確かに世間一般で言われているように、「まあまあの映画」かなって感じ。登場人物が多すぎるせいで内容が散漫なものになってしまい、ストーリーにメリハリが欠けているような気がする。ステーシー親子は出てくる必要なかったんじゃないかと。ブライス・ダラス・ハワードって思ったよりもブスだっだし。グウェン・ステーシーってもっと清純なイメージがあるんだけどな。でもとりあえずディラン・ベイカーが出ていたのには満足(あとブルース・キャンベルも)。

今回の悪役ですが、ヴェノムって原作だとあまり面白くないキャラクターだと思うんだけど、それなりにうまく映像化してまとめていたかと。もっと大柄だと良かったんだけどね。あのサイズだとジャイアンよりもスネオといった感じで威圧感ないし。サンドマンはいい俳優を使っているからそんなに文句はない。演技するシーンは少なかったけど。もしさらなる続編が作られるとすれば、90年代のゴミキャラであるカーネイジは絶対出して欲しくないなあ。ぜひディラン・ベイカーをトカゲ男にして、ミステリオあたりとタッグを組ませるとか。

前作同様に、アクションだけでなくヒューマンドラマにも重きを置いている点は評価したい。主人公が苦悩する姿が「スパイダーマン」の醍醐味ですからね。ピーターが悪ノリする姿はちょっとやり過ぎかと思ったけど、まあサム・ライミだからB級映画の雰囲気がしてしまうのは仕方ないかも。三角(四角?)関係を描くんだったら、前作に続いてマイケル・シェイボンを起用したらもっと生々しい描写ができたかも。
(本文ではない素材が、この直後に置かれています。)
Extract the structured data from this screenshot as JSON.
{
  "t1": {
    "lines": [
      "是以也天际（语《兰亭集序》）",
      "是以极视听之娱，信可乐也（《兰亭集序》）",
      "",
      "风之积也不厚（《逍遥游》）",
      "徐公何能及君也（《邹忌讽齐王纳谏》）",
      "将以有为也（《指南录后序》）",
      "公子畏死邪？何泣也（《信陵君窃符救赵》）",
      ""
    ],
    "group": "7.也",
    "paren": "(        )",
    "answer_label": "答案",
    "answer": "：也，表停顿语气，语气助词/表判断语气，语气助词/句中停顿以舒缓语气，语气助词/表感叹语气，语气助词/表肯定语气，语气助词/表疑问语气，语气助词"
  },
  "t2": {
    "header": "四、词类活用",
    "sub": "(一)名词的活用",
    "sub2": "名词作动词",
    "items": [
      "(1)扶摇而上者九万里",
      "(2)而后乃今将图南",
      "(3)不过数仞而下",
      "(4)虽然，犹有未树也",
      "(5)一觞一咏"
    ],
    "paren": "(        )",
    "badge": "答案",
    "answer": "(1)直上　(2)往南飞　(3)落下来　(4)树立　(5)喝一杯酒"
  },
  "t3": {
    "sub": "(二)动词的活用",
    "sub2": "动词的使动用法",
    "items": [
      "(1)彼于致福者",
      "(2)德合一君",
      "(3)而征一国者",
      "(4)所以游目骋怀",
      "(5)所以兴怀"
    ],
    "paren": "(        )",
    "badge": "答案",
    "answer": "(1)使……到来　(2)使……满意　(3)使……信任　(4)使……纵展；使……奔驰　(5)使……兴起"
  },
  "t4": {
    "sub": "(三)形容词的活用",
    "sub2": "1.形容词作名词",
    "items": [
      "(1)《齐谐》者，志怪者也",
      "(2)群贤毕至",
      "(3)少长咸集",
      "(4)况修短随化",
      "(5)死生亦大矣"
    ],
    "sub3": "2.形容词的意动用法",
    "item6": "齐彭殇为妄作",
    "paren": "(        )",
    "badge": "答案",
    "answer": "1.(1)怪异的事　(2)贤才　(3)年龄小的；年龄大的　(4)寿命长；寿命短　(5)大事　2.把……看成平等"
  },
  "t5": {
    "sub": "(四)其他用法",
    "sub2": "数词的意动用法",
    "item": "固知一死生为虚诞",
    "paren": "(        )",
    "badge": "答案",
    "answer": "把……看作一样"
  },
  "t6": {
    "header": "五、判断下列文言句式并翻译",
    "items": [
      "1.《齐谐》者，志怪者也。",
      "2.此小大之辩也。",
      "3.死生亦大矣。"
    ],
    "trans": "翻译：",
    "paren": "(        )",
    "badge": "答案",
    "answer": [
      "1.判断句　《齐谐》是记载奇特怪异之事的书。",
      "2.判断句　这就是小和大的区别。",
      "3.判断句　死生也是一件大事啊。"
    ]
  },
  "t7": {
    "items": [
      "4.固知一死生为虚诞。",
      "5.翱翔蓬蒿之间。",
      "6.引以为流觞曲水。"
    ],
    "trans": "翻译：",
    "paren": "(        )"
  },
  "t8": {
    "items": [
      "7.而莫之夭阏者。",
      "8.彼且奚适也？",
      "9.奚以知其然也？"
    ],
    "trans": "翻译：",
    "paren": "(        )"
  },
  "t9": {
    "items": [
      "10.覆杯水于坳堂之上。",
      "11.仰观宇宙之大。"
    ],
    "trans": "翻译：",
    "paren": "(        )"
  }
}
ちなみに前作でも感じたけど、ピーターはマスクを取りすぎ/取られすぎ。ここらへんはマスクがあっても感情表現のできるコミックと、そうでない映画の違いなんだろうな。あとトビー・マグアイアの微妙なアゴのたるみ具合がずっと気になって…。大金もらってるスターなんだから、あと5キロくらいは落とそうよ。暗黒面に堕ちてゴスっぽい容姿になったときなんて、ロバート・スミスみたいだったぞ。

でもまあ悪い映画じゃないっすよ。